Turning to social media for distraction further aggravated my mental health. It is almost impossible to be on social media and not compare one’s happiness and quality of life based on what others post, even if unconsciously. But it was the endless Instagram challenges that became a real catalyst for re-evaluation of my relationship with my smartphone. Yes, I missed my friends but keeping up with them and their Instagram challenges was not making me feel any less lonely or isolated, and neither was login in into virtual worlds online. It was time to turn to my secret remedy for everything – nature.
To limit the time that I spend scrolling through social media, I started leaving my phone in a different room. I wouldn’t watch news for days at a time. After weeks of a very restful routine - reading, writing, thinking, lying around drinking tea and doing 'nothing' for many a peaceful hour, floating in the pool watching the clear blue sky of Abuja - I realize just how developmental all this has been. Isolation coupled with a social media hiatus is not just time alone. It is also a personal turnaround, a re-alignment of identity and a reassessment of habits that undermine our very sense of self.
In quieter times, I discovered the presence of all the things I miss in my hurry. I added more steps into my skincare and hair care routines. I noticed some of my toxic mental processes during my now extended meditation sessions. I shared some quality time with my family. Quarantine provided me with loads of benefits! I feel full of vital and imaginative energy and am happy to be back to my creative projects. However, I understand not everyone was fortunate enough to be with family during these hard times, and I am grateful for the comforts and amenities my parents are providing me with.
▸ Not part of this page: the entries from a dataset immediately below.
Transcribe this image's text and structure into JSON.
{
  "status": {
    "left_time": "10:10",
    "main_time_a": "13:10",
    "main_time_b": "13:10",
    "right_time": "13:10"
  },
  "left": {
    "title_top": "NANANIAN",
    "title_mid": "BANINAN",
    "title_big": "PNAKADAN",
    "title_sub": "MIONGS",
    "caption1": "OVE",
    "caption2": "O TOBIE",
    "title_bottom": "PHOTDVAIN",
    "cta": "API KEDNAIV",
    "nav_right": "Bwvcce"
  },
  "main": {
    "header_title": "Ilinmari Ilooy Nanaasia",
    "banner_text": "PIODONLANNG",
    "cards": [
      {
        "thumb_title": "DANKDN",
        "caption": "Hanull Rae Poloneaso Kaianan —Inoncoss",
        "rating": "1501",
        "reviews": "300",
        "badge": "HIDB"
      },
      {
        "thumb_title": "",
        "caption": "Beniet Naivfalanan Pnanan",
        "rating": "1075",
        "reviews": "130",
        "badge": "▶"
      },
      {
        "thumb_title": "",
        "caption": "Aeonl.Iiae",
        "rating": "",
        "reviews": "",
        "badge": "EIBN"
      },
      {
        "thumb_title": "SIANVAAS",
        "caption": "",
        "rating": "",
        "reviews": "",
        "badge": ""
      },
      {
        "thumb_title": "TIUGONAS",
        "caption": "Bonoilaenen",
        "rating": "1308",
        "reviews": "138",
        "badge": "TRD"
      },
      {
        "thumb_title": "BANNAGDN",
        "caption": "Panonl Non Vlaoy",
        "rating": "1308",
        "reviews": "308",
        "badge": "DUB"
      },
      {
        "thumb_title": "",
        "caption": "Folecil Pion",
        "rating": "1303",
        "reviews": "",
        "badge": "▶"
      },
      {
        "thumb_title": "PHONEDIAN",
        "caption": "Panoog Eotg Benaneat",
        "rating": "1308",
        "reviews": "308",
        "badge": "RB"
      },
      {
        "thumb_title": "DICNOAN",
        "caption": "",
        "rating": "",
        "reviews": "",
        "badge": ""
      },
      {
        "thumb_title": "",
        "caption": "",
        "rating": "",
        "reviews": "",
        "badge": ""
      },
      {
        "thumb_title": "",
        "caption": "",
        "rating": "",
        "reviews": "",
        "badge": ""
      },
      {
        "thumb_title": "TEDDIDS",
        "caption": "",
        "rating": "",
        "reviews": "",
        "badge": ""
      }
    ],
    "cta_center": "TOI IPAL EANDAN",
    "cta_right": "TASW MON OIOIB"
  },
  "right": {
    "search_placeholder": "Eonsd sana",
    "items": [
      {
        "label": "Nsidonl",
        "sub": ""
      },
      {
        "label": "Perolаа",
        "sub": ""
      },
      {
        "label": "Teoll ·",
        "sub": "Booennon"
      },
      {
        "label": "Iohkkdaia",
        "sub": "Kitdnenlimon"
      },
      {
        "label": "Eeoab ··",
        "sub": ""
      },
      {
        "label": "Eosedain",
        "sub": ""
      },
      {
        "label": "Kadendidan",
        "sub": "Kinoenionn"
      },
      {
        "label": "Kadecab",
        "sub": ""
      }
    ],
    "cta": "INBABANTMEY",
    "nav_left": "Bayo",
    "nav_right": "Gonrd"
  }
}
Still, I encourage everyone to embrace isolation without the distraction from social media even if for a short while. Go on and savor the simple pleasures of life like sitting in the garden, laying in the sun, going on nature walks, watching all the sunsets, and stargazing.
I experienced for myself that amid nature, there is no loneliness, only wholeness and an infinitely increasing completeness. And no number of likes, comments, followers, or admiration from online friends can ever compare to one deep and genuine relationship with a real human away from the screen. These months during which many of us cannot see our loved ones, friends, and family, and feel comforted by virtual connections and virtual hangouts, is probably a taste of what is going to be our new reality after COVID-19 – a slightly more distant and lonelier world than it was before.
It is undeniably fun to be connected on social media, and other online communities, but it is important to remember that there is a whole world that exists offline, waiting for us to explore it. I now make it a priority of mine to be present with nature and the universe, sensitive to the details and fragrances of the outside world, alone or with a loved one, undistracted by my devices.